No, I’m not falling, I realize—realize too late since I’ve already screamed twice—I’m in free fall in the main corridor on the deck of the Queen Mab, or at least in the main corridor on the deck where I’d had my private quarters. But there had been gravity then. Now there is only this falling and falling, tumbling in space but not really falling, flailing to get to the cubby door or to the astrogation bubble twenty yards down—or up—the corridor.
Two black and chitinous Belt moravecs, the soldiers with the built-in black armor, barbs, and masklike heads, kick out of a nearby elevator shaft—there is no elevator car in it—and grab me by the arms. They shoot back toward the shaft and I realize that the rockvecs can move in this zero-g not just because they’re used to it—it must be close to their native level of gravity in the Asteroid Belt—but because their carapaces have built-in and nearly silent thrusters that pulse expanding jets of what may just be water. Whatever it is, it allows them to move fluidly and quickly in this zero-gravity world. Without a word, they pull me into the shaft that runs the length of the Queen Mab—imagine jumping into an empty elevator shaft the height of the Empire State Building—so I do the only thing a sane man would do—I scream again.
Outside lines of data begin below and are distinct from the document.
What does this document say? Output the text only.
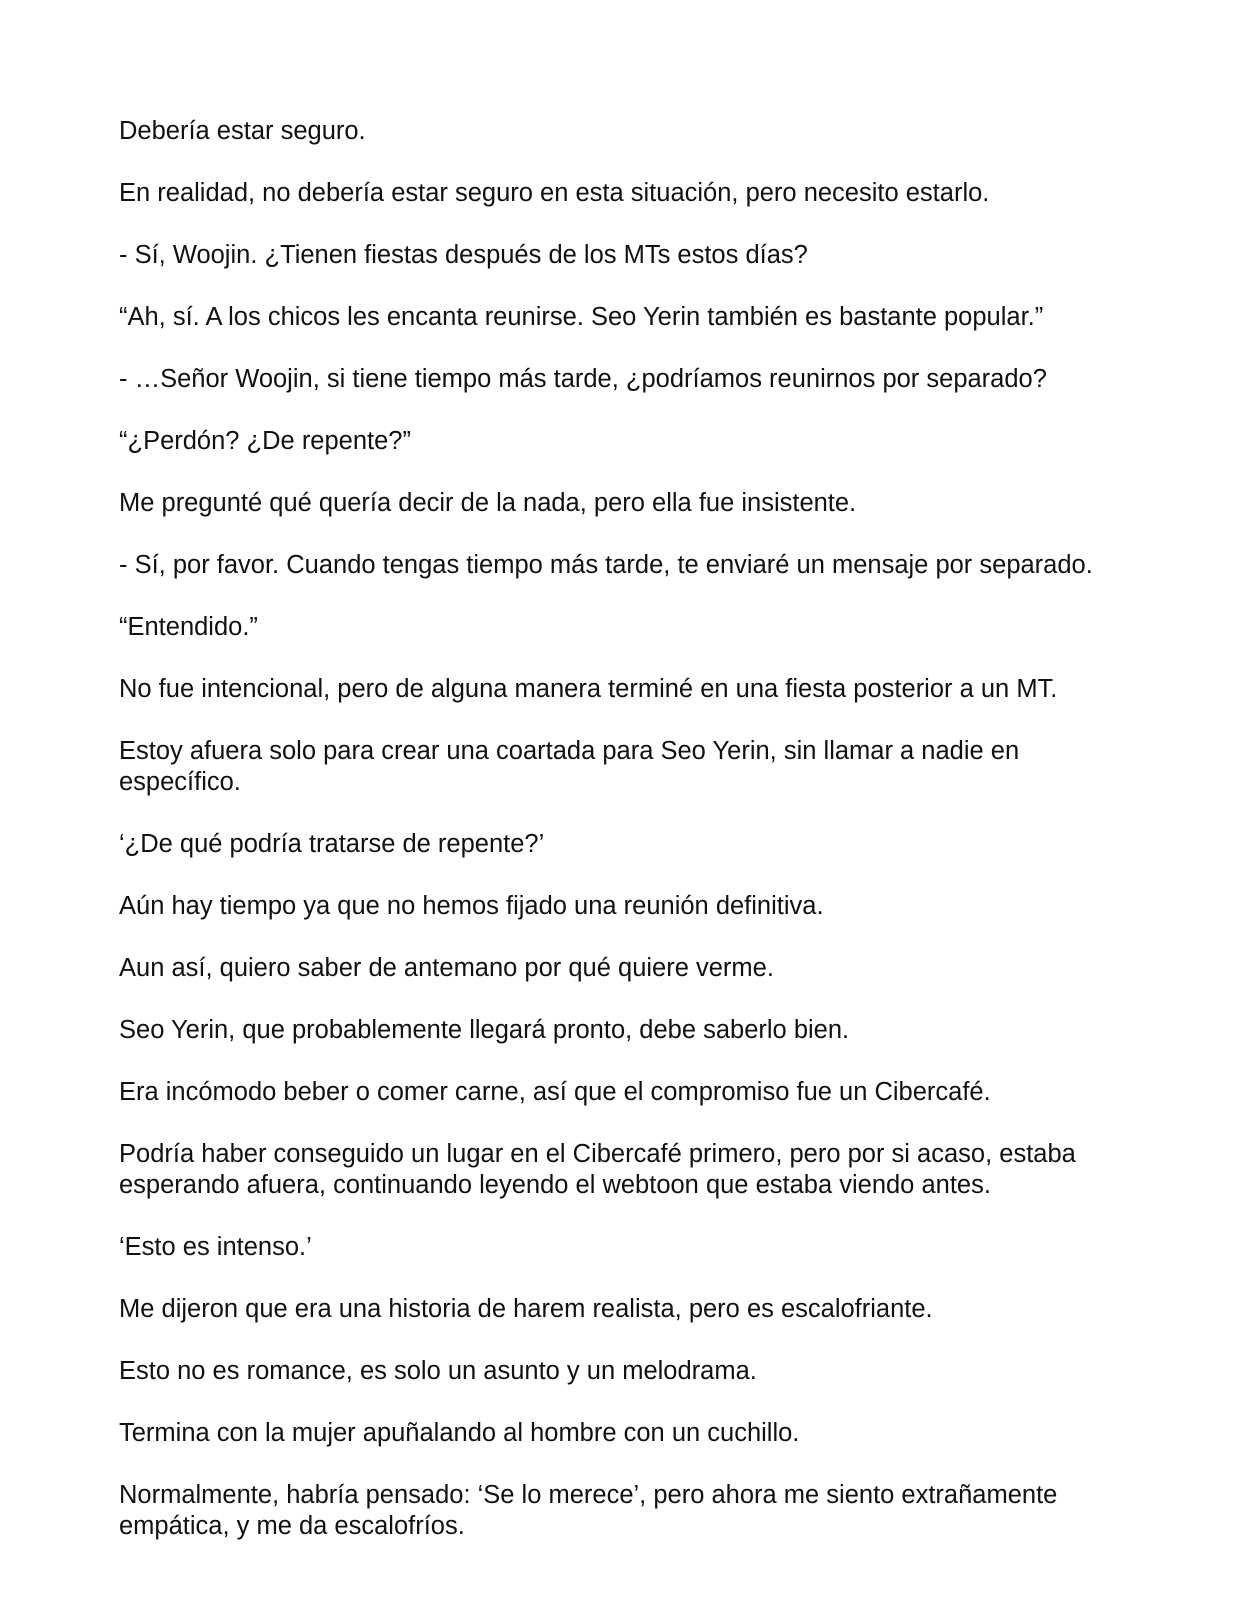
Debería estar seguro.

En realidad, no debería estar seguro en esta situación, pero necesito estarlo.

- Sí, Woojin. ¿Tienen fiestas después de los MTs estos días?

“Ah, sí. A los chicos les encanta reunirse. Seo Yerin también es bastante popular.”

- …Señor Woojin, si tiene tiempo más tarde, ¿podríamos reunirnos por separado?

“¿Perdón? ¿De repente?”

Me pregunté qué quería decir de la nada, pero ella fue insistente.

- Sí, por favor. Cuando tengas tiempo más tarde, te enviaré un mensaje por separado.

“Entendido.”

No fue intencional, pero de alguna manera terminé en una fiesta posterior a un MT.

Estoy afuera solo para crear una coartada para Seo Yerin, sin llamar a nadie en específico.

‘¿De qué podría tratarse de repente?’

Aún hay tiempo ya que no hemos fijado una reunión definitiva.

Aun así, quiero saber de antemano por qué quiere verme.

Seo Yerin, que probablemente llegará pronto, debe saberlo bien.

Era incómodo beber o comer carne, así que el compromiso fue un Cibercafé.

Podría haber conseguido un lugar en el Cibercafé primero, pero por si acaso, estaba esperando afuera, continuando leyendo el webtoon que estaba viendo antes.

‘Esto es intenso.’

Me dijeron que era una historia de harem realista, pero es escalofriante.

Esto no es romance, es solo un asunto y un melodrama.

Termina con la mujer apuñalando al hombre con un cuchillo.

Normalmente, habría pensado: ‘Se lo merece’, pero ahora me siento extrañamente empática, y me da escalofríos.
The two soldiers jet me hundreds of feet up or down this echoing shaft—echoing to just my screams—and then pull me through some sort of forcefield membrane into a busy room. Even upside down as I am, I can recognize it as the bridge of the ship. I’d been on the bridge only once during my stay, but there was no mistaking this room’s function—moravecs I’d never seen before are busy monitoring three-dimensional virtual control boards, more rockvec soldiers are standing by holographic projections, and I recognize General Beh bin Adee, the skittery spider ‘vec—I can’t think of his name right now—as well as the strange-looking navigator, Cho Li, and the Prime Integrator, Asteague/Che.
It’s the Prime Integrator who effortlessly kicks through the zero-g bridge space to me as the two soldiers firmly set me into a mesh chair and tie me down so that I can’t escape. No, I realize, they’re not tying me down like a captive, merely attaching mesh web belts to hold me in place. It helps—just being stationary gives me a sense of up and down.